東京電力は22日午前、福島第一原子力発電所2号機で溶け落ちた核燃料(デブリ)の試験的な取り出しに着手する予定だったが、着手前の準備作業を中断した。取り出し装置のパイプを接続する順番に誤りがあったという。試験的取り出しは、2011年3月の原発事故後初めてで、51年の廃炉完了を掲げる政府・東電の廃炉工程が新たな段階に入る重要な作業にあたる。23日以降に再調整する。
この日は午前7時24分、取り出しに着手する前の準備作業を開始。原子炉格納容器の中と外を隔てる「隔離弁」を開けて、最大22メートルまで伸びる釣りざおのような形の装置を差し込む予定だった。
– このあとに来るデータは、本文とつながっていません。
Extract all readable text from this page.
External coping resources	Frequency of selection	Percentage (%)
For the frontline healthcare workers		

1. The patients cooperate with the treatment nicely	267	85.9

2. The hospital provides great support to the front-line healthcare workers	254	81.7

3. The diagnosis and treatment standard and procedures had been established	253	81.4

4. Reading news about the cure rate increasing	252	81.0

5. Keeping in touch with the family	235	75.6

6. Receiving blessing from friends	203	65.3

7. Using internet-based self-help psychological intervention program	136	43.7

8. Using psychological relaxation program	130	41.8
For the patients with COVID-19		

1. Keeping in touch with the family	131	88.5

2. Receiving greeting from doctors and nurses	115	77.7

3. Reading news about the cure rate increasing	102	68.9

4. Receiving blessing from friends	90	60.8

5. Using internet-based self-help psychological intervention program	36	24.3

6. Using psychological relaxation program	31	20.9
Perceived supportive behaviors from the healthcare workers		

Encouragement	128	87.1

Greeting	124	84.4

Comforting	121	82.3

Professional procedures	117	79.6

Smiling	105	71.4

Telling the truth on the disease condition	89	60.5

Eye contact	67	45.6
しかし、作業員が装置を押し込むパイプの接続にミスがあったことに気づき、隔離弁の手前で作業を中断した。
東電の小早川智明社長は22日午前、訪問先の新潟県柏崎市で、報道陣に対し、「原因を調査した上で、対策をしっかりと共有していきたい。デブリの試験的取り出しは廃炉の中でも一番重要な局面で、確実性が求められる。ここで焦って大きなトラブルになるよりは、安全に進めていくことが重要だ」と話した。
同原発の廃炉工程は11年12月に始まり、3段階に分かれている。第1期では、炉内を冷やす際に発生した「汚染水」を浄化処理して処理水にする設備の試運転を開始。13年11月からの第2期では、デブリの取り出しに使う装置の開発や処理水の海洋放出を進めた。デブリの取り出し開始によって、廃炉工程は最後の第3期に入る予定だった。
デブリの取り出しは廃炉の最難関とされる。政府と東電は当初、21年に試験的取り出しを始める計画だった。だが、予定していた別の装置では狭い隙間を通すのが難しいことなどが判明。延期を3度繰り返してきた。
11年3月の原発事故では、1~3号機で炉心溶融(メルトダウン)が発生し、核燃料が溶け落ちて炉内の金属などと混ざって固まり、デブリとなった。3基で計約880トンあると推計されている。
今回の試験的取り出しは、釣りざお式装置の先端から垂らしたケーブルに取り付けた爪で、最大3グラムのデブリの採取を目指している。デブリは放射線量が極めて高いため、作業は主に遠隔操作となる。